Sun Spots Vs. Freckles: How To Know The Difference And Why It Matters

Everyone loves a fun day out in the sun, but there can be consequences if you don't protect your skin with ever-important sunscreen. Freckles and sun spots have many similarities, even though they are different patches that appear on the skin after exposure to UV rays. Freckles rely more on genetics, while sun spots develop with age. 

Freckles are small flat spots that tend to appear in groups, while sun spots are typically larger and darker. While both are usually benign, this isn't always the case. It's essential to know how to identify freckles and sun spots so you can recognize when one looks potentially dangerous and visit a dermatologist. 

Since you need sun exposure to get both freckles and sun spots, you should be concerned when they appear on an area of your body that is always covered. How the hyperpigmentation looks also tells you if it's an average mark or potentially cancerous. Melanomas stand out from benign marks as they often have blurry borders, look asymmetric, and can be multiple shades of brown (via National Cancer Institute). At first, it may look similar to a freckle or sun spot, but it can change as it leaves the early stages of cancer. 

Knowing what to look for in freckles and sun spots can save you from leaving a melanoma untreated.

Freckles are genetic

Freckles are nothing to worry about. They usually appear on people with lighter complexions as a way for their skin to protect them from the sun. Instead of getting an even tan, their melanocytes gather together to make the spots that are freckles, per Cleveland Clinic. They're a genetic trait, so for some people, the only way they can prevent them from developing on their skin is to never go into the sun. Even children can have freckles after spending an extended period of time outside. You need the UV rays to shine on you to get this type of hyperpigmentation. That's why they're primarily seen on the face, shoulders, arms, and chest.

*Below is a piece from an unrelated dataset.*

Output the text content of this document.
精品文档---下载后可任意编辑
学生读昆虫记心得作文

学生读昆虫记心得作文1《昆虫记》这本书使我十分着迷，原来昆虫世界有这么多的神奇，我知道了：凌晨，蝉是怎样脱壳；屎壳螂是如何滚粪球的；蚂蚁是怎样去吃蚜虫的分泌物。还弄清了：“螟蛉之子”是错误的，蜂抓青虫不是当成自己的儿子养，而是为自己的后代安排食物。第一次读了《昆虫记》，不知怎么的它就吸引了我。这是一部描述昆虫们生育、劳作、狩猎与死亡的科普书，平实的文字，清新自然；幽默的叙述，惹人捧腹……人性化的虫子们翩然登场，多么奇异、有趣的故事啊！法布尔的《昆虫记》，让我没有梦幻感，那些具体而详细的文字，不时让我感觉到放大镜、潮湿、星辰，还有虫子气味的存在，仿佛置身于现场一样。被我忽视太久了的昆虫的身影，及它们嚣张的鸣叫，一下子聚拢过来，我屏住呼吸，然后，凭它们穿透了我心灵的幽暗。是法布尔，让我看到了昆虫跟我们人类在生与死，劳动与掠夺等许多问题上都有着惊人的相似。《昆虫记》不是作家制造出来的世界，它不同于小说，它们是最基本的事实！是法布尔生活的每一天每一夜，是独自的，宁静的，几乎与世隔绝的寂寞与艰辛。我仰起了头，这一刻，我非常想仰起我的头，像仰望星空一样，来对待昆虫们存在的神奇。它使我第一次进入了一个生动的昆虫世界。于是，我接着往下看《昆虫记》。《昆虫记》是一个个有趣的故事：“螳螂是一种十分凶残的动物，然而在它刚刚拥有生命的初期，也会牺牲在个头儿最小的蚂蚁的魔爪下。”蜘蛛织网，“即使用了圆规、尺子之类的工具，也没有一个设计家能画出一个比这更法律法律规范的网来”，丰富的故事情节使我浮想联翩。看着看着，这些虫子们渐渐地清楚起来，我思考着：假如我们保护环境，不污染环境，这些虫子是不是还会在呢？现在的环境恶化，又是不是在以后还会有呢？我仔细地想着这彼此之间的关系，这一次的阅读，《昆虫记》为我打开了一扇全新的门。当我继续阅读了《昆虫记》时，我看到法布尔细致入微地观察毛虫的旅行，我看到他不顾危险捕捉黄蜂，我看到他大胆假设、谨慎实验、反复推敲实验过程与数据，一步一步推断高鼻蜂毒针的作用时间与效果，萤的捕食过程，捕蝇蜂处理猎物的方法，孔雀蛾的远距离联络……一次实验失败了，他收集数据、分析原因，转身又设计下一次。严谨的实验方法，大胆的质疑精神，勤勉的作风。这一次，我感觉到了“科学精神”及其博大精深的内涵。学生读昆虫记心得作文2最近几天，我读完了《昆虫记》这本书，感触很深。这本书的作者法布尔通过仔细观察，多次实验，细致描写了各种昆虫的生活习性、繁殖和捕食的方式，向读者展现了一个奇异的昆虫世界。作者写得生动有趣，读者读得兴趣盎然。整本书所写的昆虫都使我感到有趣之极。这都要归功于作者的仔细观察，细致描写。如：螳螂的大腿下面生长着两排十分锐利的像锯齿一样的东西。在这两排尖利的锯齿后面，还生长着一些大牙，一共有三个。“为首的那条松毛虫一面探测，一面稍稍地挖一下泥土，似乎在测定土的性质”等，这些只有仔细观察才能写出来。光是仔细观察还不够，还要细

Identifying freckles over sun spots is easy. They're flat spots that appear in shades of brown and sometimes red. You can find them in groups, with each mark being relatively small. The best way to recognize whether you have freckles is if they begin to fade away after summer is over. Without consistent exposure to UV rays, they will start to disappear. That's why many people don't have a constellation of freckles on their face during winter. These marks aren't dangerous (and freckles can even be fashionable!), but they do indicate that you need to wear more sunscreen.

Sun spots come from spending years in the sun

Sun spots are similar to freckles but slightly different. They aren't genetic, although people with lighter skin tones are more likely to get them. The skin needs harmful UV rays to shine on it for a sun spot to appear, per Mayo Clinic. Then the body will produce melanin as a way to protect you. Except, since it has been doing this over and over again every year, the area of discoloration becomes larger as multiple pigmented cells lump together. 

The sun spot will be flat and can be any shade of brown. They're typically darker and larger than freckles, with the largest being around 2 centimeters in diameter. They may fade over time, but it's unlikely. Sun spots are also harmless. Just keep an eye on the hyperpigmentation to ensure it doesn't change over time. If it does, you should see a dermatologist to rule out the beginning stages of melanoma.

How old you are when you notice a new mark is very relevant, as they usually develop on people who are in their mid-thirties or older, per Center Aesthetic Dermatology. That's why they are also called age spots and liver spots. Children don't get these patches on their skin because they haven't gotten as many years of sun exposure. If you do notice something that looks like an age spot when you're under 30, it's important to seek a medical opinion.